Children should not grow up in direct provision, says Logan

Outgoing Ombudsman calls dedicated, expert and independent oversight of area

 

Ombudsman for children Emily Logan has said the treatment of children living in direct provision centres for asylum seekers is an issue of ongoing concern which the State urgently needs to address.

Speaking at the launch of her final annual report, Ms Logan said it was wrong children in many cases were spending their lives growing up in a system of often inappropriate accommodation intended as a short-term solution.

Ms Logan is due to shortly leave her post after a decade to become chief commissioner of the Irish Human Rights and Equality Commission.
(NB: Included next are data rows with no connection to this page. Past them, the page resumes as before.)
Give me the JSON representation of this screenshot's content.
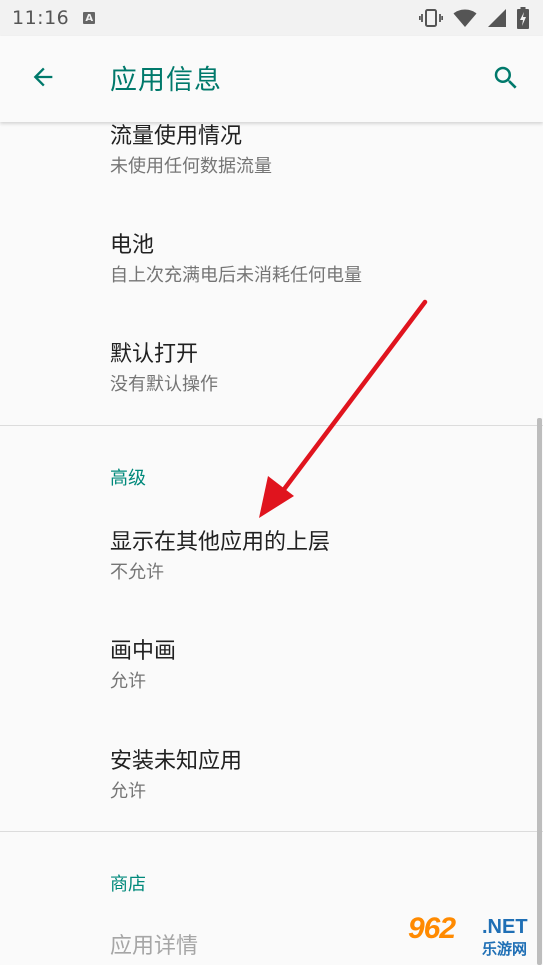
{
  "status_bar": {
    "time": "11:16",
    "notification_letter": "A"
  },
  "app_bar": {
    "title": "应用信息",
    "back_icon": "arrow-back-icon",
    "search_icon": "search-icon",
    "accent_color": "#00796b"
  },
  "items_top": [
    {
      "title": "流量使用情况",
      "summary": "未使用任何数据流量"
    },
    {
      "title": "电池",
      "summary": "自上次充满电后未消耗任何电量"
    },
    {
      "title": "默认打开",
      "summary": "没有默认操作"
    }
  ],
  "advanced": {
    "header": "高级",
    "items": [
      {
        "title": "显示在其他应用的上层",
        "summary": "不允许"
      },
      {
        "title": "画中画",
        "summary": "允许"
      },
      {
        "title": "安装未知应用",
        "summary": "允许"
      }
    ]
  },
  "store": {
    "header": "商店",
    "items": [
      {
        "title": "应用详情"
      }
    ]
  },
  "annotation": {
    "arrow_color": "#e0141e"
  },
  "watermark": {
    "number": "962",
    "suffix": ".NET",
    "text": "乐游网"
  }
}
While this period has seen real progress in how children and families are treated by the State, she said many challenges remained in areas such as asylum, child protection and access to disability services.

On the issue of direct provision, Ms Logan expressed concern that children were spending years in the system and often sharing bathrooms with strangers.
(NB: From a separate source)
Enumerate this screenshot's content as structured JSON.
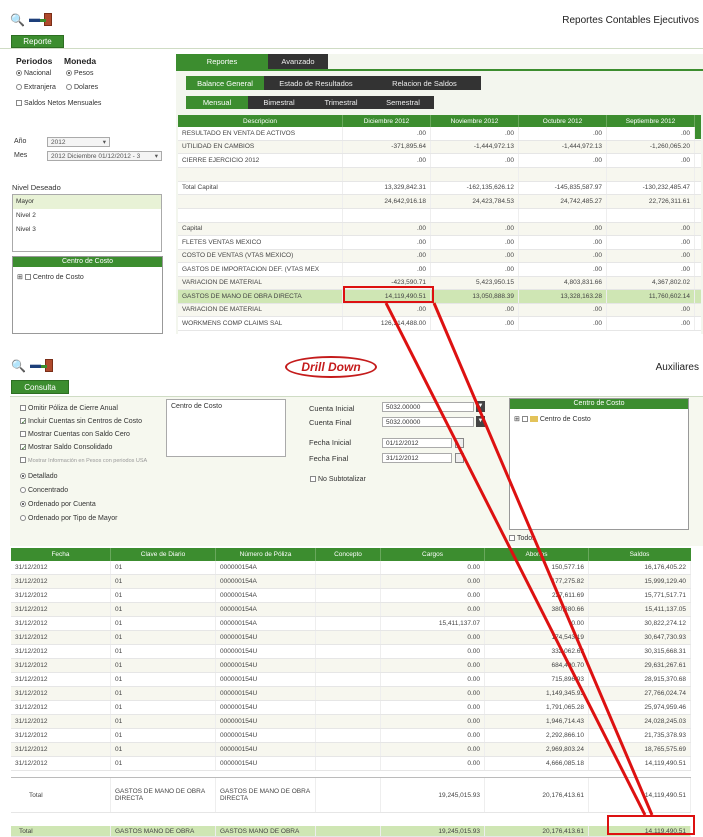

“It’s an area that we need to be more sympathetic towards. It’s difficult in the context of our constricted financial situation where our own citizens are struggling and housing has become such a big issue, not just for the traditional cohort homeless, but for a new group of people...

“It’s important that we don’t pitch one group against the other. We should have humanity across the system. I think it’s possible to do this. It’s about the political choices we make.”

In all, more than 1,600 children reside in direct provision, a system of former hotels, hostels and other short-term accommodation.

Asylum seekers spend an average of four years in these settings, often sharing single hotel rooms with their families.

Ms Logan said her office was specifically excluded from investigating issues relating to asylum and the direct provision system.

But she was able to use her powers to investigate issues such as education and healthcare for children who are also asylum seekers.

She added the Department of Justice had not accepted that the ombudsman’s office can address these types of cases within the statutory complaints-handling framework of the Ombudsman for Children Act.

Ms Logan also expressed concern at a lack of resources available for child protection services.

In an investigation into the social work service in North Lee in Cork, she found safe social work practice was not possible in due to the size of caseloads facing individual social workers.

While authorities have moved to address these problems, she was concerned at continued resource shortages across much of the sector.

She said the new Child and Family Agency - which is now responsible for child protection services - had started out on a very difficult financial footing.

“This isn’t a 2013 problem. It’s an issue which has been with us. Social workers don’t have as strong as voice as they might... it’s still not resolved and they have a tough time in terms of complexity of cases they deal with and the emotional load of it,” she said.

Ms Logan also called on the Oireachtas to consider giving the next Ombudsman for Children a role in the planned new Independent Policing Authority.

Her office recently investigated the controversial handling by the Garda and social services of two cases involving Roma children who were taken into the care system.

She said: “Looking forward I believe the orientation of law and policy in Ireland must be towards full respect for the rights enumerated in the UN Convention on the Rights of the Child.

“I believe that Ireland continues to require a dedicated, expert and independent oversight of civil and public administration in this area and I believe that the authority of the next Ombudsman for Children should be extended to include a role on the new Independent Policing Authority.”

In all, the Ombudsman has dealt with 10,000 complaints from children and families since the office was established a decade ago.

The latest annual report, show that 1,677 complaints were dealt with by the office last year, an increase of 16 per cent.

The vast majority of complainants were parents contacting the Ombudsman on behalf of their children.

Education and family support, care and protection were the two main categories of complaint.